Global AI in Medical Coding Market Size Study & Forecast, by Component (In-house, Outsourced), and Regional Analysis, 2023-2030

Product Code: HLSHIT-80185146
Publish Date: 30-10-2023
Page: 200

Global AI in Medical Coding Market is valued at approximately USD 2.06 billion in 2022 and is anticipated to grow with a healthy growth rate of more than 13.7% over the forecast period 2023-2030. Artificial intelligence (AI) in medical coding refers to the incorporation of AI technology into the process of medical coding. Medical coding is the process of standardizing medical diagnoses, treatments, and services into codes. These codes are necessary for data analysis, billing, and reimbursement in the healthcare sector. AI technologies are being increasingly utilized in medical coding to automate and enhance various aspects of the coding process, leading to increased accuracy, efficiency, and cost-effectiveness. Accordingly, the increase in demand for a standardized language to reduce insurance claim fraud and misinterpretations, and the rising focus on increasing the effectiveness of hospital billing and coding operations are primarily attributed to the global market expansion. Additionally, the rapid penetration of efficient healthcare solutions, coupled with the growing volume of healthcare data is augmenting the growth of the AI in medical coding market during the estimated period.

The rapid shift towards remote work and telehealth services has propelled the demand for these services, allowing remote coders to access and analyze medical records effectively. AI algorithms have been essential in accelerating the coding process, rapidly retrieving pertinent data, and lightening the workload for human programmers. According to Statista, in 2019, the telemedicine sector was estimated to value around USD 49.9 billion around the world. Also, it is anticipated to grow and is expected to reach about USD 277.9 billion by the year 2025. Moreover, the growing advancements in Natural Language Processing (NLP), as well as the rising integration with Electronic Health Records (EHRs) present various lucrative opportunities over the forecasting years. However, the growing inefficiency in medical billing and revenue cycle management, along with increasing privacy concerns are challenging the market growth throughout the forecast period of 2023-2030.
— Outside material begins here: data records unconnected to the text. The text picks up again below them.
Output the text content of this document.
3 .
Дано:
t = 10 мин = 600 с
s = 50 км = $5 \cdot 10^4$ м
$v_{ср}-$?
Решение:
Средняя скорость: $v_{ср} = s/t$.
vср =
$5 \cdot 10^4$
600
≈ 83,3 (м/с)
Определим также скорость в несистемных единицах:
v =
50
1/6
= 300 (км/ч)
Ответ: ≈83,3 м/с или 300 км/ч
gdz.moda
The key regions considered for the Global AI in Medical Coding Market study include Asia Pacific, North America, Europe, Latin America, and Middle East & Africa. North America dominated the market in 2022 owing to the growing burden of chronic diseases in various countries and the expansion of healthcare infrastructure. Also, various key players in the market are increasingly launching innovative solutions and services to maintain a competitive edge further contributing to the regional market expansion. Whereas, Asia Pacific is expected to grow at the highest CAGR over the forecasting years. The regional market is expanding due to increasing expenditures on healthcare, rising initiatives by the government, increased burden of chronic illnesses, and outsourcing opportunities. APAC has developed into a robust market for medical coding because of the increasing emphasis on enhancing healthcare systems, adoption of advanced technologies such as AI, and establishment of new healthcare facilities.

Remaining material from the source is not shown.